In the past years, the use of clofarabine-based regimens as a bridge to transplant has provided encouraging results [8]. Clofarabine is a second-generation purine nucleoside analogue with strong antileukemia activity and an acceptable toxicity profile [9], but its high immunosuppressive effect is well known. It is conceivable that the deep immunosuppression related to clofarabine, associated with posttransplant cyclosporine treatment may have had a role in the occurrence of the Nocardia infection, whose incidence in transplanted patients is reported to be about 0.3%, with pulmonary nocardiosis as most frequent manifestation [10]. In the literature, the few cases of Nocardia infection described in HSCT patients were treated with antibiotic therapy; no one, with the exception of the hereby reported case, underwent a pulmonary lobectomy. The difficult decision to submit an allogeneic transplanted patient to thoracic surgery was guided by the absence of other therapeutic options.

In conclusion, the occurrence of unexplained cytopenia concomitant to a diagnosis of BC must be closely investigated, and collaboration between the oncologist and hematologist is essential both to reduce the diagnostic delay and to choose the appropriate therapeutic strategy. To our knowledge, our case is the only one described in the literature that is long surviving in complete remission of the two malignancies, characterized by an extremely severe prognosis if it arose simultaneously.

In the molecular era, the coexistence of BC and AML in a young woman could be explained by common pathogenetic mechanisms, and the mutation status of p53 seems to be the most involved: 20–40% of BC patients and 10–20% of AML patients show an acquired mutation of p53 at diagnosis [6]. The presence of p53 mutation is associated with a poor prognosis. In our patient, p53 was not mutated.

Alternative mechanisms involving p53 are described in AML with t(8;21) where the fusion gene AML1-ETO enables the cell to bypass the regulatory effect of p53 [6]. Also abnormalities of chromosome 11 may be involved in AML; chromosome 11 is frequently amplificated in the 11q23 region where the MLL proto-oncogene (myeloid/lymphoid leukemia or mixed-lineage leukemia) is located. In BC, nonrandom abnormalities of chromosome 11 are frequently reported, with involvement of 11p15, 11q13, and 11q23 [6].

In addition, the BRCA1 protein is important for the regulation of cell proliferation, DNA repair, and induction of apoptosis in damaged cells; BRCA1 expression is reduced in about 11–31% of BC, and recent evidences in t-AML have shown a low expression of BRCA1 in AML blasts which could contribute to secondary leukemogenesis, though further studies are necessary [11].

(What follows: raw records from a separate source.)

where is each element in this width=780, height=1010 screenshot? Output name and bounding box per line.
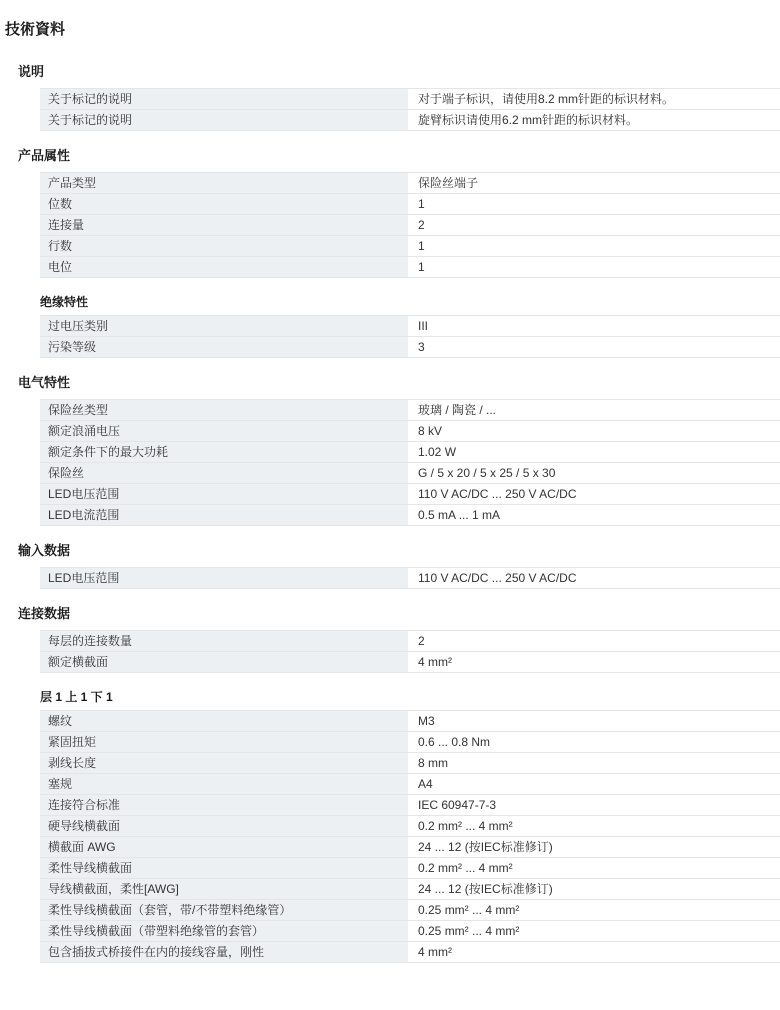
property-table-body: 产品类型 保险丝端子 位数 1 连接量 2 行数 1 电位 1 xyxy=(40,173,780,278)
property-label: 连接符合标准 xyxy=(40,795,408,816)
property-value: III xyxy=(408,316,780,337)
page-title: 技術資料 xyxy=(5,20,780,39)
property-label: 剥线长度 xyxy=(40,753,408,774)
property-value: 对于端子标识，请使用8.2 mm针距的标识材料。 xyxy=(408,89,780,110)
property-label: 导线横截面，柔性[AWG] xyxy=(40,879,408,900)
property-value: 0.25 mm² ... 4 mm² xyxy=(408,921,780,942)
property-value: 24 ... 12 (按IEC标准修订) xyxy=(408,837,780,858)
property-label: 位数 xyxy=(40,194,408,215)
property-table-body: 每层的连接数量 2 额定横截面 4 mm² xyxy=(40,631,780,673)
property-label: 过电压类别 xyxy=(40,316,408,337)
table-row: 产品类型 保险丝端子 xyxy=(40,173,780,194)
table-row: 过电压类别 III xyxy=(40,316,780,337)
property-value: 1.02 W xyxy=(408,442,780,463)
section-title: 连接数据 xyxy=(18,606,780,622)
table-row: 柔性导线横截面（套管，带/不带塑料绝缘管） 0.25 mm² ... 4 mm² xyxy=(40,900,780,921)
table-row: 额定条件下的最大功耗 1.02 W xyxy=(40,442,780,463)
table-row: 连接符合标准 IEC 60947-7-3 xyxy=(40,795,780,816)
property-value: 1 xyxy=(408,257,780,278)
property-label: 保险丝 xyxy=(40,463,408,484)
property-value: 保险丝端子 xyxy=(408,173,780,194)
table-row: 连接量 2 xyxy=(40,215,780,236)
property-value: 24 ... 12 (按IEC标准修订) xyxy=(408,879,780,900)
table-row: 每层的连接数量 2 xyxy=(40,631,780,652)
table-row: 剥线长度 8 mm xyxy=(40,753,780,774)
property-value: 0.2 mm² ... 4 mm² xyxy=(408,858,780,879)
section-title: 产品属性 xyxy=(18,148,780,164)
property-value: 110 V AC/DC ... 250 V AC/DC xyxy=(408,484,780,505)
property-label: 行数 xyxy=(40,236,408,257)
table-row: 紧固扭矩 0.6 ... 0.8 Nm xyxy=(40,732,780,753)
property-value: 8 kV xyxy=(408,421,780,442)
property-label: LED电流范围 xyxy=(40,505,408,526)
technical-data-page: 技術資料 说明 关于标记的说明 对于端子标识，请使用8.2 mm针距的标识材料。… xyxy=(0,0,780,963)
property-value: 4 mm² xyxy=(408,942,780,963)
property-label: 包含插拔式桥接件在内的接线容量，刚性 xyxy=(40,942,408,963)
property-label: 额定条件下的最大功耗 xyxy=(40,442,408,463)
property-label: 额定横截面 xyxy=(40,652,408,673)
property-label: 保险丝类型 xyxy=(40,400,408,421)
property-value: 110 V AC/DC ... 250 V AC/DC xyxy=(408,568,780,589)
property-value: G / 5 x 20 / 5 x 25 / 5 x 30 xyxy=(408,463,780,484)
sections-container: 说明 关于标记的说明 对于端子标识，请使用8.2 mm针距的标识材料。 关于标记… xyxy=(0,64,780,963)
table-row: 保险丝 G / 5 x 20 / 5 x 25 / 5 x 30 xyxy=(40,463,780,484)
property-label: 污染等级 xyxy=(40,337,408,358)
property-table: LED电压范围 110 V AC/DC ... 250 V AC/DC xyxy=(40,567,780,589)
property-label: 柔性导线横截面（带塑料绝缘管的套管） xyxy=(40,921,408,942)
property-table-body: 螺纹 M3 紧固扭矩 0.6 ... 0.8 Nm 剥线长度 8 mm 塞规 A… xyxy=(40,711,780,963)
group-title: 层 1 上 1 下 1 xyxy=(40,690,780,704)
section: 说明 关于标记的说明 对于端子标识，请使用8.2 mm针距的标识材料。 关于标记… xyxy=(0,64,780,131)
property-label: 每层的连接数量 xyxy=(40,631,408,652)
section-title: 说明 xyxy=(18,64,780,80)
property-table-body: 过电压类别 III 污染等级 3 xyxy=(40,316,780,358)
table-row: 导线横截面，柔性[AWG] 24 ... 12 (按IEC标准修订) xyxy=(40,879,780,900)
table-row: 塞规 A4 xyxy=(40,774,780,795)
property-value: 0.2 mm² ... 4 mm² xyxy=(408,816,780,837)
property-value: 0.6 ... 0.8 Nm xyxy=(408,732,780,753)
property-table-body: 保险丝类型 玻璃 / 陶瓷 / ... 额定浪涌电压 8 kV 额定条件下的最大… xyxy=(40,400,780,526)
section-title: 电气特性 xyxy=(18,375,780,391)
table-row: 关于标记的说明 旋臂标识请使用6.2 mm针距的标识材料。 xyxy=(40,110,780,131)
property-label: 柔性导线横截面 xyxy=(40,858,408,879)
property-value: 2 xyxy=(408,215,780,236)
property-value: 8 mm xyxy=(408,753,780,774)
section-title: 输入数据 xyxy=(18,543,780,559)
property-group: LED电压范围 110 V AC/DC ... 250 V AC/DC xyxy=(0,567,780,589)
property-value: A4 xyxy=(408,774,780,795)
table-row: 关于标记的说明 对于端子标识，请使用8.2 mm针距的标识材料。 xyxy=(40,89,780,110)
property-label: 连接量 xyxy=(40,215,408,236)
table-row: 包含插拔式桥接件在内的接线容量，刚性 4 mm² xyxy=(40,942,780,963)
group-title: 绝缘特性 xyxy=(40,295,780,309)
property-table-body: 关于标记的说明 对于端子标识，请使用8.2 mm针距的标识材料。 关于标记的说明… xyxy=(40,89,780,131)
property-value: 旋臂标识请使用6.2 mm针距的标识材料。 xyxy=(408,110,780,131)
table-row: 硬导线横截面 0.2 mm² ... 4 mm² xyxy=(40,816,780,837)
property-label: LED电压范围 xyxy=(40,484,408,505)
property-table: 产品类型 保险丝端子 位数 1 连接量 2 行数 1 电位 1 xyxy=(40,172,780,278)
table-row: LED电压范围 110 V AC/DC ... 250 V AC/DC xyxy=(40,484,780,505)
section: 输入数据 LED电压范围 110 V AC/DC ... 250 V AC/DC xyxy=(0,543,780,589)
property-label: 产品类型 xyxy=(40,173,408,194)
property-group: 每层的连接数量 2 额定横截面 4 mm² xyxy=(0,630,780,673)
property-value: 0.5 mA ... 1 mA xyxy=(408,505,780,526)
property-label: 电位 xyxy=(40,257,408,278)
property-value: IEC 60947-7-3 xyxy=(408,795,780,816)
property-group: 保险丝类型 玻璃 / 陶瓷 / ... 额定浪涌电压 8 kV 额定条件下的最大… xyxy=(0,399,780,526)
table-row: 横截面 AWG 24 ... 12 (按IEC标准修订) xyxy=(40,837,780,858)
property-label: 关于标记的说明 xyxy=(40,89,408,110)
property-table: 关于标记的说明 对于端子标识，请使用8.2 mm针距的标识材料。 关于标记的说明… xyxy=(40,88,780,131)
table-row: 额定浪涌电压 8 kV xyxy=(40,421,780,442)
table-row: LED电流范围 0.5 mA ... 1 mA xyxy=(40,505,780,526)
property-group: 产品类型 保险丝端子 位数 1 连接量 2 行数 1 电位 1 xyxy=(0,172,780,278)
property-value: 玻璃 / 陶瓷 / ... xyxy=(408,400,780,421)
property-label: 硬导线横截面 xyxy=(40,816,408,837)
property-label: LED电压范围 xyxy=(40,568,408,589)
property-label: 柔性导线横截面（套管，带/不带塑料绝缘管） xyxy=(40,900,408,921)
table-row: 保险丝类型 玻璃 / 陶瓷 / ... xyxy=(40,400,780,421)
section: 连接数据 每层的连接数量 2 额定横截面 4 mm² 层 1 上 1 下 1 螺… xyxy=(0,606,780,963)
property-group: 关于标记的说明 对于端子标识，请使用8.2 mm针距的标识材料。 关于标记的说明… xyxy=(0,88,780,131)
property-table-body: LED电压范围 110 V AC/DC ... 250 V AC/DC xyxy=(40,568,780,589)
property-label: 关于标记的说明 xyxy=(40,110,408,131)
table-row: 柔性导线横截面 0.2 mm² ... 4 mm² xyxy=(40,858,780,879)
property-group: 绝缘特性 过电压类别 III 污染等级 3 xyxy=(0,295,780,358)
table-row: 额定横截面 4 mm² xyxy=(40,652,780,673)
property-label: 额定浪涌电压 xyxy=(40,421,408,442)
property-table: 过电压类别 III 污染等级 3 xyxy=(40,315,780,358)
property-value: 1 xyxy=(408,194,780,215)
table-row: 行数 1 xyxy=(40,236,780,257)
property-label: 横截面 AWG xyxy=(40,837,408,858)
table-row: 电位 1 xyxy=(40,257,780,278)
property-value: 0.25 mm² ... 4 mm² xyxy=(408,900,780,921)
section: 产品属性 产品类型 保险丝端子 位数 1 连接量 2 行数 1 电位 1 绝缘特… xyxy=(0,148,780,358)
property-value: M3 xyxy=(408,711,780,732)
table-row: 螺纹 M3 xyxy=(40,711,780,732)
property-group: 层 1 上 1 下 1 螺纹 M3 紧固扭矩 0.6 ... 0.8 Nm 剥线… xyxy=(0,690,780,963)
table-row: 污染等级 3 xyxy=(40,337,780,358)
property-value: 2 xyxy=(408,631,780,652)
property-table: 螺纹 M3 紧固扭矩 0.6 ... 0.8 Nm 剥线长度 8 mm 塞规 A… xyxy=(40,710,780,963)
property-label: 紧固扭矩 xyxy=(40,732,408,753)
table-row: 柔性导线横截面（带塑料绝缘管的套管） 0.25 mm² ... 4 mm² xyxy=(40,921,780,942)
property-value: 3 xyxy=(408,337,780,358)
table-row: 位数 1 xyxy=(40,194,780,215)
table-row: LED电压范围 110 V AC/DC ... 250 V AC/DC xyxy=(40,568,780,589)
property-label: 螺纹 xyxy=(40,711,408,732)
property-value: 1 xyxy=(408,236,780,257)
section: 电气特性 保险丝类型 玻璃 / 陶瓷 / ... 额定浪涌电压 8 kV 额定条… xyxy=(0,375,780,526)
property-table: 保险丝类型 玻璃 / 陶瓷 / ... 额定浪涌电压 8 kV 额定条件下的最大… xyxy=(40,399,780,526)
property-table: 每层的连接数量 2 额定横截面 4 mm² xyxy=(40,630,780,673)
property-label: 塞规 xyxy=(40,774,408,795)
property-value: 4 mm² xyxy=(408,652,780,673)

We expect that, in the near future, the new molecular diagnostic techniques as well as the modern biologic therapeutic tools will allow to better understand the molecular pathways possibly involved in the pathogenesis of both diseases, thus opening the way to a combined therapeutic approach.

Data Availability

All data are included within the case study.

Conflicts of Interest

The authors declare that they have no conflicts of interest.

Authors’ Contributions

BL wrote the manuscript, TSM followed the clinical course of the patient during chemotherapy, IAP and LRU performed the stem cell transplant, MA and GG managed the infective complications, DGT performed the surgical intervention, GA performed the molecular analysis, and FR and CS reviewed the final manuscript and made therapeutic decisions about the patient.